Beni görüp gülümseyen Eylül ve çağrı'nın bu kadar yakın olması gözümden kaçmamıştı. "Hadi sizde gelin!" Diğer tarafta Pirsu ve Koran.. Etrafta başak ve Buğrayı aradı gözüm. Başak bar tezgahına yakın yerde duruyorken, Buğra'nın Çok ileride birkaç adamla konuştuğunu gördüm. Yani yan yana değildi Başak ve Buğra.

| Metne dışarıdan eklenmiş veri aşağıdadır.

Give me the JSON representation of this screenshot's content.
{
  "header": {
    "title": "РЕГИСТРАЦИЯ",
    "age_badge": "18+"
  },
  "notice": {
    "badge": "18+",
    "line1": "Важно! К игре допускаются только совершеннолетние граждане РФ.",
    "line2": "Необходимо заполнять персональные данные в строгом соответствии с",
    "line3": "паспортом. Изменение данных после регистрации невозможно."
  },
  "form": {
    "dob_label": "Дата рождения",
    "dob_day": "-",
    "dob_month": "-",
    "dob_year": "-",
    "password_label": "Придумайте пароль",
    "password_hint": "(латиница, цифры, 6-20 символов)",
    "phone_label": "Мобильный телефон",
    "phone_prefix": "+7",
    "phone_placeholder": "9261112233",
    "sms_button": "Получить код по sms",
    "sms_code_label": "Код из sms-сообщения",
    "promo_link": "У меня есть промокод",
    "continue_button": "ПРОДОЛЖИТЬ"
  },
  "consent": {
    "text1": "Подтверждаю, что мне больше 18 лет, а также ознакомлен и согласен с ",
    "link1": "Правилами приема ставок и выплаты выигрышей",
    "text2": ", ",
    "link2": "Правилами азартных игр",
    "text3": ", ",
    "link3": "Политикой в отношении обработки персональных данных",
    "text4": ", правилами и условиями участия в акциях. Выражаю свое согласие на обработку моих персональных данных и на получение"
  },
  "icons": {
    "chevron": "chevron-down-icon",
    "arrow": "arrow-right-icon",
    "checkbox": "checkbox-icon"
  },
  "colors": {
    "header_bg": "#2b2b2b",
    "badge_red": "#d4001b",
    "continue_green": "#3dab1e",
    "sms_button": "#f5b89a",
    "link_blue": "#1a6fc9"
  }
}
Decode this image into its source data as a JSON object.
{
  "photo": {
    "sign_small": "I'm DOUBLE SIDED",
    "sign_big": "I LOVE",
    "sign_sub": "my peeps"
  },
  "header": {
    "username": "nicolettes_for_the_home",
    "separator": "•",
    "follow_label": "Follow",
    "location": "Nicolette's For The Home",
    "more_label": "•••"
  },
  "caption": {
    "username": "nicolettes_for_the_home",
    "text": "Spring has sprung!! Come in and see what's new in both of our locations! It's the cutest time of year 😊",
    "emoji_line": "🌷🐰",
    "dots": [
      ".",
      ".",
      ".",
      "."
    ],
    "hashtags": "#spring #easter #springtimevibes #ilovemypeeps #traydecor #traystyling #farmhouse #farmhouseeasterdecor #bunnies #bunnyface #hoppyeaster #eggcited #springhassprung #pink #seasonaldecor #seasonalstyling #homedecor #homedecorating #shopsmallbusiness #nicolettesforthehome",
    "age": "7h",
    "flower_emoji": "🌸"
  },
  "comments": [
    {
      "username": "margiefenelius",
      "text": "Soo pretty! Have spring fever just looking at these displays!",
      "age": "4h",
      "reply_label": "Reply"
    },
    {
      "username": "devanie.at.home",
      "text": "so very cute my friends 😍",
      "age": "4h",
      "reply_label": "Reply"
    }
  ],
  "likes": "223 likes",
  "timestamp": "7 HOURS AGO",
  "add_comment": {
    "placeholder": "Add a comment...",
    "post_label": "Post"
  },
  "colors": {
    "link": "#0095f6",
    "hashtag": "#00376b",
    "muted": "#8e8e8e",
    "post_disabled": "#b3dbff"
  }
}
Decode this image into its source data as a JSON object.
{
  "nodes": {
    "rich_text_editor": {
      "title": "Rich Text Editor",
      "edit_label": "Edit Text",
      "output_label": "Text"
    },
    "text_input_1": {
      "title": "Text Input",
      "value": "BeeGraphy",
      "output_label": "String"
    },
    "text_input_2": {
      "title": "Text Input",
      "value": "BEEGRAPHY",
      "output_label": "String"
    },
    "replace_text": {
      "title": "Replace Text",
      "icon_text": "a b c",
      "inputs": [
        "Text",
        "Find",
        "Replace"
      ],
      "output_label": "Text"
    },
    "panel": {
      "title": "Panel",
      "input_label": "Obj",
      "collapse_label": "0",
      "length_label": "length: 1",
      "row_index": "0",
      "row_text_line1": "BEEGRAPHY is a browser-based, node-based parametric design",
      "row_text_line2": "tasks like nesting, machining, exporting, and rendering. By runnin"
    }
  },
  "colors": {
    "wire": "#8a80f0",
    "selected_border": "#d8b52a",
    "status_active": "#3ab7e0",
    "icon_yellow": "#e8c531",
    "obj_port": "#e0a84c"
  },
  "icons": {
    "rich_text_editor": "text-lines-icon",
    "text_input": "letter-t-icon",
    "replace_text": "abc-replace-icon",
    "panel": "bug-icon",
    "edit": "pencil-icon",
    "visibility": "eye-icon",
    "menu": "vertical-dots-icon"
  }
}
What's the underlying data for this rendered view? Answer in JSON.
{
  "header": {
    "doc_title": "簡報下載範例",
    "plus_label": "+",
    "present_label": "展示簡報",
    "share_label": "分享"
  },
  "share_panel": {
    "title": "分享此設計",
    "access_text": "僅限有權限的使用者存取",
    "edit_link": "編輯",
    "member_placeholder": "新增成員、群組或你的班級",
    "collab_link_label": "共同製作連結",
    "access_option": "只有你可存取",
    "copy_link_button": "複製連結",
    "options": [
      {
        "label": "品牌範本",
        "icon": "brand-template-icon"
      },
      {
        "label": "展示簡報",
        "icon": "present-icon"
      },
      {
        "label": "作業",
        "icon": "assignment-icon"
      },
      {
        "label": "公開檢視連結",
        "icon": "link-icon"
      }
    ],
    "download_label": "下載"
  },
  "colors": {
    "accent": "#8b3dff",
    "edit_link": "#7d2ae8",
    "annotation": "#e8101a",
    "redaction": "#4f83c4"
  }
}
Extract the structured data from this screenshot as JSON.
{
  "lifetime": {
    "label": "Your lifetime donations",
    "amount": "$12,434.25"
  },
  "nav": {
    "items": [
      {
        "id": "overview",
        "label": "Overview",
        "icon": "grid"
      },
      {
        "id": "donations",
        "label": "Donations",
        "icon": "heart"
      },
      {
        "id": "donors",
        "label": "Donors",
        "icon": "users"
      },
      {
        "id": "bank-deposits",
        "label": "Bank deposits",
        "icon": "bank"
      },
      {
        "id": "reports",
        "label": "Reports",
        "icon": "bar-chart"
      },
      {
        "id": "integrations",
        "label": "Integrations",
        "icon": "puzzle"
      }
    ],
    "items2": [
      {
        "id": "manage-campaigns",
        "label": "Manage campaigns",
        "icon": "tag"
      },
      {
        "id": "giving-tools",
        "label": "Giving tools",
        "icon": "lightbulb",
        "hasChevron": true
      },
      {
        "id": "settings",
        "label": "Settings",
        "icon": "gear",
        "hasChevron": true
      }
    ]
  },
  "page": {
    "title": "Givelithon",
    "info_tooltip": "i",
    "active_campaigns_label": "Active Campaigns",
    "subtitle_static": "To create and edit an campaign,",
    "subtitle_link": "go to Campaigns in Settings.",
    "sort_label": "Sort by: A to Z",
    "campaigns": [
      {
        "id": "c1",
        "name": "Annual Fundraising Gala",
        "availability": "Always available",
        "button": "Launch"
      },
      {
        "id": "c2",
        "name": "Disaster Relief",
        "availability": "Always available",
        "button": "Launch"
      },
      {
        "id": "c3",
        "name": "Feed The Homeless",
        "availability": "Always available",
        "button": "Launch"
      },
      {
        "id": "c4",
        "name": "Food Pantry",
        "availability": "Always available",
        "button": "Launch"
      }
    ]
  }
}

Biz oraya giderken hareketli bir müzik çalıyorken şimdi birden slow bir dans müziği çıkmıştı. Kollarımı Uygar'ın boynuna doladım. O da ellerini belime doladı. Ama çekingen bir tavırla yerleştirmişti sanki ellerini belime. Bu hali dikkatimi çekti.. "Sen bir şeyden mi çekiniyorsun?" diye sordum. Gülümsedi birden. "Çekinmek değil sadece tuhaf geliyor." Dedi.
"Tuhaf gelen ne?"
"Bir kızla böyle bir şey yaşamam." Deyince şaşırdım.. Ne yani daha önce sevgili olmamış mıydı. "Daha önce sevgilin olm-"
"Evet sevgilim olmadı."
"Yani daha önce hiç birini öpmedin?"
"Hayır. Sadece sevgilim olmadı. Öptüğüm kız ise.. Çok sanırım saymadım." Ellerimi gevşettim ve omuzlarına düştü. "Ne oldu?" diye sordu. Yüzümü etrafta gezdirmeye başlamıştım. Kalbime bir yumru oturdu sanki.. Öyle hissettim. "Bir şey yok." Dedim biraz rahatladığım da tam gözlerinin içine bakarak. "Senin kaç tane sevgilin oldu?" diye sordu.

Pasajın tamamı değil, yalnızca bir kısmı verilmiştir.